ADA : D’autres artistes vous ont donné envie de faire de la musique ?

Sam : Moi c’est Théo et Guillaume (le batteur) qui m’ont aiguillé. Je les ai vus en concert avec leur premier groupe de punk : j’avais 14 / 15 piges, ce qu’ils faisaient n’était pas terrible mais ils m’ont donné envie d’être sur scène et de m’exprimer.

Théo : Pour moi, Iggy Pop. « I Wanna Be Your Dog », que j’ai entendu pour la première fois vers l’âge de 13 ans, est un morceau parfait… Excepté peut-être le fade out à la fin – mais c’est le manque de bol !

ADA : Et en ce moment, vous écoutez quoi ?

Théo : Un groupe de Norvégiens nommé Yung. Pas trop mal même s’ils n’ont pas beaucoup de sons disponibles, punk froid avec un côté grandiloquent à la Echo & The Bunnymen.

Sam : Je suis assez fan d’une radio basée à Seattle, KEXP. Et je suis tombé récemment sur le groupe Car Seat Headrest (que l’on peut traduire par « repose-tête de voitures »), un trio américain avec un chanteur guitariste de 22 ans, des sons assez noisy, des mélodies douces… Je crois que j’aime bien ce mélange entre guitares très fortes et douceur… Attention : dans le groupe, on kiffe le shoegaze des années 90 ! D’ailleurs, on n’entend jamais parler d’Autolux, qui est pourtant vachement cool.

Théo : Un groupe shoegaze un peu minimaliste sur les bords.

Sam : Mais qui tabasse !

Théo : Avec une production aux petits oignons, ultra léchée mais qui bonifie leur énergie. Oui : Autolux fait l’unanimité au sein de Von Pariahs !

ADA : Vous avez certainement été marqués par des groupes anglais issus de la fin 80 / début 90 : Ride, Happy Mondays, Stone Roses ?

Sam : Ouais… Un disque ressort particulièrement : Screamadelica de Primal Scream.

Théo : Les mecs voulaient faire des hits…

Sam : Et raconter un album sur l’ecstasy, aussi bien dans les paroles que dans les vibrations.

Théo : Dans les intentions, Primal Scream aurait pu arriver à un truc très putassier, c’est-à-dire se positionner dans une mode acid house. Mais ils l’ont alliée à leur son rock de base, comme un croisement. C’est à la fois un coup de chance et peut-être de génie.

ADA : Ils étaient bien défoncés, également…

Théo : C’est clair que les drogues permettent de voir différemment la musique.

Sam : Pas besoin de drogues pour faire de la musique : mieux vaut tomber à vélo !

ADA : Tu fais référence à la chanson « Bike Crash » sur Genuine Feelings ?

Sam : « Bike Crash », c’est vraiment l’histoire de ma chute de vélo ! Complètement défoncé, je suis rentré d’une soirée, et en vélo je me suis pris dans les rails du tramway à Nantes.

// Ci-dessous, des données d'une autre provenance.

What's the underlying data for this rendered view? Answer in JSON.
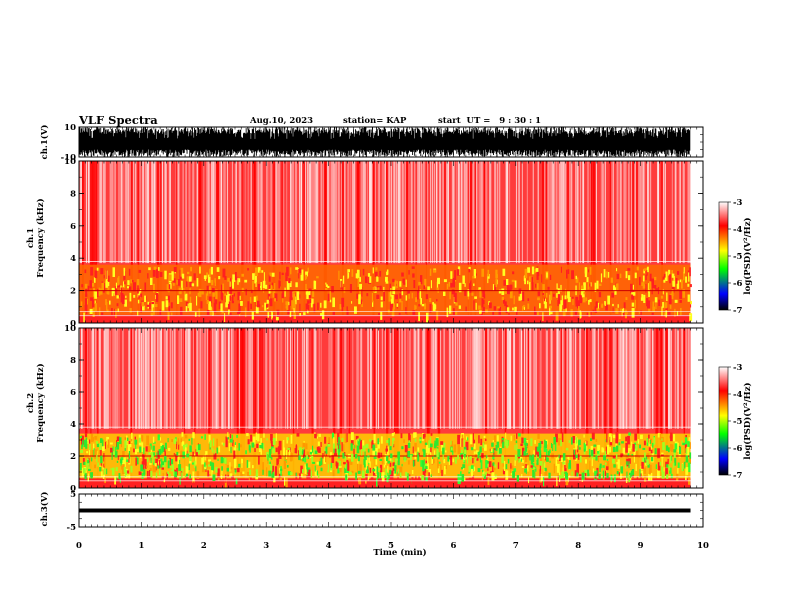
{
  "header": {
    "title": "VLF Spectra",
    "date": "Aug.10, 2023",
    "station": "station= KAP",
    "start": "start  UT =   9 : 30 : 1"
  },
  "axes": {
    "ch1_label": "ch.1(V)",
    "ch1_ticks": [
      "10",
      "-10"
    ],
    "spec1_label": "ch.1\nFrequency (kHz)",
    "spec2_label": "ch.2\nFrequency (kHz)",
    "ch3_label": "ch.3(V)",
    "ch3_ticks": [
      "5",
      "-5"
    ],
    "freq_ticks": [
      "0",
      "2",
      "4",
      "6",
      "8",
      "10"
    ],
    "x_ticks": [
      "0",
      "1",
      "2",
      "3",
      "4",
      "5",
      "6",
      "7",
      "8",
      "9",
      "10"
    ],
    "xlabel": "Time (min)"
  },
  "colorbar": {
    "label": "log(PSD)(V²/Hz)",
    "ticks": [
      "-3",
      "-4",
      "-5",
      "-6",
      "-7"
    ],
    "colors": [
      "#ffffff",
      "#ff0000",
      "#ffff00",
      "#00ff00",
      "#0000ff",
      "#000000"
    ]
  },
  "chart_data": [
    {
      "type": "line",
      "name": "ch.1 waveform",
      "ylabel": "ch.1(V)",
      "ylim": [
        -10,
        10
      ],
      "xlim": [
        0,
        10
      ],
      "xlabel": "Time (min)",
      "description_values": {
        "amplitude_range": [
          -10,
          10
        ]
      }
    },
    {
      "type": "heatmap",
      "ylabel": "Frequency (kHz)",
      "ylim": [
        0,
        10
      ],
      "xlim": [
        0,
        9.8
      ],
      "zlim": [
        -7,
        -3
      ],
      "bands_khz": [
        {
          "from": 0.0,
          "to": 0.5,
          "log_psd": -3.5
        },
        {
          "from": 0.5,
          "to": 3.6,
          "log_psd": -4.2
        },
        {
          "from": 3.6,
          "to": 10.0,
          "log_psd": -3.2
        }
      ]
    },
    {
      "type": "heatmap",
      "ylabel": "Frequency (kHz)",
      "ylim": [
        0,
        10
      ],
      "xlim": [
        0,
        9.8
      ],
      "zlim": [
        -7,
        -3
      ],
      "bands_khz": [
        {
          "from": 0.0,
          "to": 0.6,
          "log_psd": -3.6
        },
        {
          "from": 0.6,
          "to": 3.5,
          "log_psd": -4.8
        },
        {
          "from": 3.5,
          "to": 10.0,
          "log_psd": -3.2
        }
      ]
    },
    {
      "type": "line",
      "ylabel": "ch.3(V)",
      "ylim": [
        -5,
        5
      ],
      "xlim": [
        0,
        10
      ],
      "level_v": 0.0
    }
  ]
}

Je me suis réveillé, je ne sais plus combien de temps après, en me frottant la gueule contre le bitume. J’entendais des voix. Une expérience assez psyché. Et le lendemain j’ai débarqué en répètes, prêt à faire de la musique. Mais cela fait du bien de se faire mal, parfois… Comme dans la boxe, que Théo et moi pratiquons : il ne faut pas aimer se prendre des coups mais…

Théo : Accepter de se prendre des coups.

Sam : Voilà, accepter de se faire mal.

ADA : La boxe : une bonne métaphore de Genuine Feelings

Théo : Complètement. Par exemple, je ne faisais pas de boxe avant cet album-ci. Et comme, à la base, je compose les morceaux, cette violence devait ressurgir. Même si cette violence a toujours fait partie de nous : à certains moments, on a tous envie d’exploser. Le rock, c’est également cela : la violence imprévisible sans le côté vicieux. L’animalité de la musique selon les êtres humains qui la composent. Ce thème nous parle.